Quando ela não respondeu, o Sr. Hubbard adentrou o quarto, ofegante, com um papelzinho retorcido entre os dedos. Um telegrama.

Charlotte era frequentemente acordada pela chegada de telegramas, os quais levavam o Sr. Hubbard à conclusão de que a moça que ocupava um dos quartos do edifício trabalhava no submundo da cidade, embora respeitosamente não lesse nenhum de seus recados. Talvez ele fosse realmente muito convicto sobre seus julgamentos.

— Srta. Howard, me... — começou, ainda retorcendo o recado nas mãos, quando foi interrompido.

— Hallward, Sr. Hubbard. Pode deixar o telegrama na mesa de cabeceira, por favor — ela disse, sem tirar o rosto debaixo das cobertas.

— Srta. Hallward, claro, claro. Peço que aceite minhas desculpas. Não tive a intenção de fazê-lo...! — disse em tom hesitante. — Acabei por ler o seu telegrama e, honestamente, estou preocupadíssimo!

Charlotte desenterrou a cabeça debaixo dos cobertores num salto e pousou os olhos nos dedos inquietos do sujeito à sua frente. Seus cabelos estavam desalinhados e as olheiras afundavam seus olhos em uma fisionomia fúnebre.

— O que está escrito? — perguntou, sem desviar o olhar. Seus olhos estavam vazios, mas a tensão era perceptível no canto trêmulo de sua boca.

Ele entregou-lhe o telegrama amarrotado, que lia:

O relógio está tiquetaqueando para o inspetor Wilson! Venha antes que nosso querido Algy conquiste o terreno.

G. H.

— Minha cara senhorita, não me diga que está envolvida em um escândalo! Isso não seria digno de você!

Charlotte levantou as sobrancelhas ironicamente, ainda encarando o telegrama.

— Não, Sr. Hubbard. Não há motivo para preocupação. Não estou envolvida em nenhum escândalo — disse, erguendo os olhos pela primeira vez desde que acordara.

— Para seu governo, Srta. Hallward, não desejo saber mais do que aquilo que me é confiado, mas, por gentileza, não deixe seus escândalos invadirem minha propriedade — ele disse, comprimindo os lábios. — Agora, se me permite — saiu e fechou a porta do quarto, deixando um rastro de preocupação por onde havia passado. Ela não ouviu passos se distanciando. Ele ainda estava à soleira da porta.

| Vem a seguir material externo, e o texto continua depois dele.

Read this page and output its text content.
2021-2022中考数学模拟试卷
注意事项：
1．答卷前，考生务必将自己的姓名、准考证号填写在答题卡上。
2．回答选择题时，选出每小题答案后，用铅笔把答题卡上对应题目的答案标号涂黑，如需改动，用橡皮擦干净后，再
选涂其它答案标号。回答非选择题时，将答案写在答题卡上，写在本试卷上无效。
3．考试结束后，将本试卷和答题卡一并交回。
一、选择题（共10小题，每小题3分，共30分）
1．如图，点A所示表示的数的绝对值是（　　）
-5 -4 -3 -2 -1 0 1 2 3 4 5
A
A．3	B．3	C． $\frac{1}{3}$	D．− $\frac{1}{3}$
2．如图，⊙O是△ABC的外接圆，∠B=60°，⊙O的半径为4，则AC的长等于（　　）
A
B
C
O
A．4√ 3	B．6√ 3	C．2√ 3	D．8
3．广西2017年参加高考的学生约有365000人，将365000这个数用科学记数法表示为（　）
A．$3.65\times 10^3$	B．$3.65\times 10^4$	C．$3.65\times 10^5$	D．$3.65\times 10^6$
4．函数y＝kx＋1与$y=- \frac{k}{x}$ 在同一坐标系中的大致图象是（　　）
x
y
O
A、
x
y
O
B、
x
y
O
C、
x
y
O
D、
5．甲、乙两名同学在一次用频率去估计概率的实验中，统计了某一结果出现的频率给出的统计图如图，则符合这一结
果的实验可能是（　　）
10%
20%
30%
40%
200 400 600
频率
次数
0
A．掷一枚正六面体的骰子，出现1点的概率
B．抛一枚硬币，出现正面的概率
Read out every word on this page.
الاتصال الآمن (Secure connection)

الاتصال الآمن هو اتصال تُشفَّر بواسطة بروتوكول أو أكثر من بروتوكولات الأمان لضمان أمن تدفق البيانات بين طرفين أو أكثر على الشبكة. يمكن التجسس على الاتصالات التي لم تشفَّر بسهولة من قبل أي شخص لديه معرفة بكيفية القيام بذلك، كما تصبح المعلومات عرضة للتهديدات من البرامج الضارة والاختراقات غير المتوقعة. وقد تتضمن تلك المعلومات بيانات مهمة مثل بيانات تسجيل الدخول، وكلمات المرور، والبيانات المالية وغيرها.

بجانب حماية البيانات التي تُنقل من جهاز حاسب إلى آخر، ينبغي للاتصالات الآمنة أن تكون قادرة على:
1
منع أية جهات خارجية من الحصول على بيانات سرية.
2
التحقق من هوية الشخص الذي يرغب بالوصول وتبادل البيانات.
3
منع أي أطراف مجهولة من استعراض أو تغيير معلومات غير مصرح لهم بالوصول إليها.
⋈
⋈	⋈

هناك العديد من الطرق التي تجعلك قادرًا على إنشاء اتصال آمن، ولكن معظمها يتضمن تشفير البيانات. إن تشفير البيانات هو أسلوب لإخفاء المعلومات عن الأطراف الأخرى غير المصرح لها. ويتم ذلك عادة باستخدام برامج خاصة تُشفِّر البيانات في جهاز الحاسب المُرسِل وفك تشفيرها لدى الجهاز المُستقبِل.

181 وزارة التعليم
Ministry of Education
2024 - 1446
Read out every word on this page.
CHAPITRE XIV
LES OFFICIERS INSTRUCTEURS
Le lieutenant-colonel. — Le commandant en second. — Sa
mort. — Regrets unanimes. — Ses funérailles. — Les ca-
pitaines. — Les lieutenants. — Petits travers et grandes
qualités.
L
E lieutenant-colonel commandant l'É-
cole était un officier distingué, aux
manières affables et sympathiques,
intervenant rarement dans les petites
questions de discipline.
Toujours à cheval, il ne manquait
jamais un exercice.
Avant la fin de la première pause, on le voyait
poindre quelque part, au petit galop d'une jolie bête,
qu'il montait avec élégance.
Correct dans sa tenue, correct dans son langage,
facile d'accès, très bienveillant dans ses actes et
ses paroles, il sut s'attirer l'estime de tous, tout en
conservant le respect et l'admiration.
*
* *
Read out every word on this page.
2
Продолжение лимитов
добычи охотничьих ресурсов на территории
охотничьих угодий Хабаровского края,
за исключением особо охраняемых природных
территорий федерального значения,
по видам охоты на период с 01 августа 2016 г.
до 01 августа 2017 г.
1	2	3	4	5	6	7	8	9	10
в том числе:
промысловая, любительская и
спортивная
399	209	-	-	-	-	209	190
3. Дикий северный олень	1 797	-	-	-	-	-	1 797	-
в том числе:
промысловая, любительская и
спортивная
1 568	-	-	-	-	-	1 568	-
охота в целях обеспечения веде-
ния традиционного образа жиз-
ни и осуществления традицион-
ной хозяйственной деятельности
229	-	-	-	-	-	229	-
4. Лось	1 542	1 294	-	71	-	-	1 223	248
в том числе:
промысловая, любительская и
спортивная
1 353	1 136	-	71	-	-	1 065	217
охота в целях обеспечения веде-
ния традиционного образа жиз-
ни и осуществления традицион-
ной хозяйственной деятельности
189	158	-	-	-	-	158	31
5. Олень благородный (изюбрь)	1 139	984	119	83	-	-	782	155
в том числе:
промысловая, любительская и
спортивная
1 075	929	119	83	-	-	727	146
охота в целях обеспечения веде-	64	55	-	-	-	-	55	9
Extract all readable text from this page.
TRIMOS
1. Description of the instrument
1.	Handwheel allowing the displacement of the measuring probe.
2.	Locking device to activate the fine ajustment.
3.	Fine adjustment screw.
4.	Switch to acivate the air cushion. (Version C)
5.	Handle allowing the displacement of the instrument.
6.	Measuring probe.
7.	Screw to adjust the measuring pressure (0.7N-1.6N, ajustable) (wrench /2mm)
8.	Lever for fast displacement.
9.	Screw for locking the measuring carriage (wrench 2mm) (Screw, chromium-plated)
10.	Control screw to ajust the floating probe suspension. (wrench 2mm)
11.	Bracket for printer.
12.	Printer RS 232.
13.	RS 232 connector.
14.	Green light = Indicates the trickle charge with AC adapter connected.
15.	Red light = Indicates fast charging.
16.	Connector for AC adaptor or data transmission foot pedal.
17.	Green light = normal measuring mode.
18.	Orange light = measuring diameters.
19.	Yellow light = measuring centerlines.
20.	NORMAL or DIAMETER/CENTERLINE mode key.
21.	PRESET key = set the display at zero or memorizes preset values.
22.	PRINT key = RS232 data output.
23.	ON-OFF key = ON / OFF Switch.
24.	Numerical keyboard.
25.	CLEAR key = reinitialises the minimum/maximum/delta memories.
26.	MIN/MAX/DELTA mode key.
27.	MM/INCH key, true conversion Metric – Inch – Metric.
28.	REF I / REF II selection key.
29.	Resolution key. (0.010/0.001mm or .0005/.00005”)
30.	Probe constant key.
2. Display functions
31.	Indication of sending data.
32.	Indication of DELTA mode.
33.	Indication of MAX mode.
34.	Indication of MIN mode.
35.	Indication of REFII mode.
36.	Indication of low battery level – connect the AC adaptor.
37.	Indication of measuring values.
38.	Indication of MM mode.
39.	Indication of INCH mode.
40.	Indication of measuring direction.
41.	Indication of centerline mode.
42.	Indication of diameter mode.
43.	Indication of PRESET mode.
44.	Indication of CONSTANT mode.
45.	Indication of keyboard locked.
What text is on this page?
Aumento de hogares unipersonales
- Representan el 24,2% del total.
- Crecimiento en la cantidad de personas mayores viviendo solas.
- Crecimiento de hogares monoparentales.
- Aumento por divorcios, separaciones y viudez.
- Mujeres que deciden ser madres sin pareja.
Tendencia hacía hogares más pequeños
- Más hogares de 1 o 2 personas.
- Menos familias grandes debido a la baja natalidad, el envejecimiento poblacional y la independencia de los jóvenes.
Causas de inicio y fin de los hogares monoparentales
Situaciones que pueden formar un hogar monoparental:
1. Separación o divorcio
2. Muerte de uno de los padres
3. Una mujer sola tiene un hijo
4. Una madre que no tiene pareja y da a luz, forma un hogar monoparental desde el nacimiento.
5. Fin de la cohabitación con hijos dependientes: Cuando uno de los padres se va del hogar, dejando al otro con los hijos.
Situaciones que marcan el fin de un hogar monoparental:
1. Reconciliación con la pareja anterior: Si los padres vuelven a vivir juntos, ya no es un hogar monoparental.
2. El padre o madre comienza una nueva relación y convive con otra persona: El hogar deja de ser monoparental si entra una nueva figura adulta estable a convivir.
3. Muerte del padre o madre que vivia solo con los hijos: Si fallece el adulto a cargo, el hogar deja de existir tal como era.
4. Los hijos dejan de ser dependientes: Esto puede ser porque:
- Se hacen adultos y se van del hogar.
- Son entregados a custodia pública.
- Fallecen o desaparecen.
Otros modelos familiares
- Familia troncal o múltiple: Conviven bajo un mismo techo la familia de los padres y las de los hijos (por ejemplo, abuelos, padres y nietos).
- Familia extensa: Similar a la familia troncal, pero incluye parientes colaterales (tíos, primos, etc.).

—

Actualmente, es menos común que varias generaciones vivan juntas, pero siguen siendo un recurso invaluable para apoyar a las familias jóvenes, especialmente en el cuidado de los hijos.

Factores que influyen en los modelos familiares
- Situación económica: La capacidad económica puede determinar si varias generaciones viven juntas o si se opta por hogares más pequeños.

Charlotte rolou da cama para o chão. O Sr. Hubbard sempre demonstrara indiferença quanto à carreira e à vida pessoal da moça, entretanto, qualquer aproximação às fibras que constituíam a mentira em cima da qual Charlotte vivia significaria perturbações capazes de abalar tanto ela quanto o pobre senhorzinho em níveis desastrosos.

Com o rosto contra o chão gelado, ela encarou o telegrama em suas mãos pálidas. Venha antes que nosso querido Algy conquiste o terreno. Bocejou, mais em uma afronta à menção daquele nome do que pela noite mal dormida, e se levantou rapidamente do chão, escorando-se na cama. Ouviu o Sr. Hubbard finalmente descer as escadas em direção ao térreo.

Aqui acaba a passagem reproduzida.